Le monde musical toulousain poursuit sa rentrée avec cette fois le premier opéra de la saison du Théâtre du Capitole : Un ballo in maschera de Giuseppe Verdi (1813-1901). Inspiré des événements ayant entraîné l’assassinat du roi Gustave III de Suède en 1792, le livret de l’œuvre reprend très largement celui de l’opéra Gustave III ou Le Bal masqué de Daniel-François-Esprit Aubert et d’Eugène Scribe, créé à Paris en 1833. Doublement frappé par la censure qui ne souffre pas de voir un souverain mourir sur scène en plein contexte d’unification italienne, Verdi transpose l’action à Boston, et Gustave, devenu Riccardo, comte de Warwick, n’est plus qu’un simple gouverneur pris au piège de son amour pour Amelia, l’épouse de son meilleur et plus fidèle ami Renato.

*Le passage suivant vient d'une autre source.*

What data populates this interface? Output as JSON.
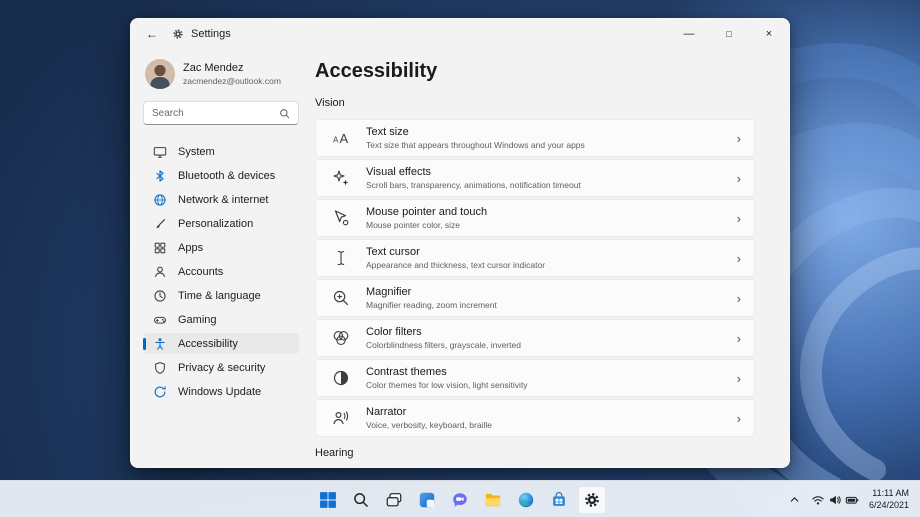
{
  "colors": {
    "accent": "#0067c0",
    "window_bg": "#f3f3f3",
    "card_bg": "#fbfbfb",
    "taskbar_bg": "#f1f5fb",
    "desktop_blue": "#24426e"
  },
  "titlebar": {
    "title": "Settings"
  },
  "icons": {
    "back": "←",
    "minimize": "—",
    "maximize": "□",
    "close": "×",
    "chevron_right": "›"
  },
  "user": {
    "name": "Zac Mendez",
    "email": "zacmendez@outlook.com"
  },
  "search": {
    "placeholder": "Search"
  },
  "sidebar": {
    "items": [
      {
        "label": "System"
      },
      {
        "label": "Bluetooth & devices"
      },
      {
        "label": "Network & internet"
      },
      {
        "label": "Personalization"
      },
      {
        "label": "Apps"
      },
      {
        "label": "Accounts"
      },
      {
        "label": "Time & language"
      },
      {
        "label": "Gaming"
      },
      {
        "label": "Accessibility",
        "selected": true
      },
      {
        "label": "Privacy & security"
      },
      {
        "label": "Windows Update"
      }
    ]
  },
  "page": {
    "title": "Accessibility",
    "sections": {
      "vision": "Vision",
      "hearing": "Hearing"
    },
    "cards": [
      {
        "title": "Text size",
        "subtitle": "Text size that appears throughout Windows and your apps"
      },
      {
        "title": "Visual effects",
        "subtitle": "Scroll bars, transparency, animations, notification timeout"
      },
      {
        "title": "Mouse pointer and touch",
        "subtitle": "Mouse pointer color, size"
      },
      {
        "title": "Text cursor",
        "subtitle": "Appearance and thickness, text cursor indicator"
      },
      {
        "title": "Magnifier",
        "subtitle": "Magnifier reading, zoom increment"
      },
      {
        "title": "Color filters",
        "subtitle": "Colorblindness filters, grayscale, inverted"
      },
      {
        "title": "Contrast themes",
        "subtitle": "Color themes for low vision, light sensitivity"
      },
      {
        "title": "Narrator",
        "subtitle": "Voice, verbosity, keyboard, braille"
      }
    ]
  },
  "taskbar": {
    "time": "11:11 AM",
    "date": "6/24/2021"
  }
}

Cette version, créée en 1849, est celle qui a été conservée pour cette soirée.
Du fond de la fosse où l’orchestre est prêt à commencer la soirée, un « bonsoir » se fait entendre et Daniel Oren fait son apparition, visiblement très impatient de faire jouer ses musiciens. En effet, le chef israélien conduira son orchestre toute la soirée avec un enthousiasme jamais faiblissant et une gestuelle engagée et précise. Avant même le début du premier acte, un fauteuil, placé dans le rideau, augure l’issue funeste du drame lyrique. La dualité de l’atmosphère de la pièce, est parfaitement illustrée par Verdi dès les premières secondes aussi bien par le texte que par la musique. L’opposition entre la cour adorant son monarque et les désirs de vengeance des conspirateurs Samuel (Leonardo Neiva) et Tom (Oleg Budaratskiy), encerclant le comte endormi, est perceptible par bien des sens, notamment grâce aux harmonies suraiguës. Puis Riccardo (Dmytro Popov) se réveille et son fidèle Oscar (Julia Novikova) et le juge font leur entrée. Le ténor rend parfaitement la naïveté initiale du comte d’une voix puissante qui résonne dans tout le théâtre. Passé la décision de se rendre chez la magicienne Ulrica (Elena Manistina), Riccardo entonne son premier air de bravoure et est applaudi comme il se doit par le public. Ce premier acte reste néanmoins très statique, tout comme le décor, fait d’un seul et même portrait qui revient en leitmotiv tout au long de la pièce.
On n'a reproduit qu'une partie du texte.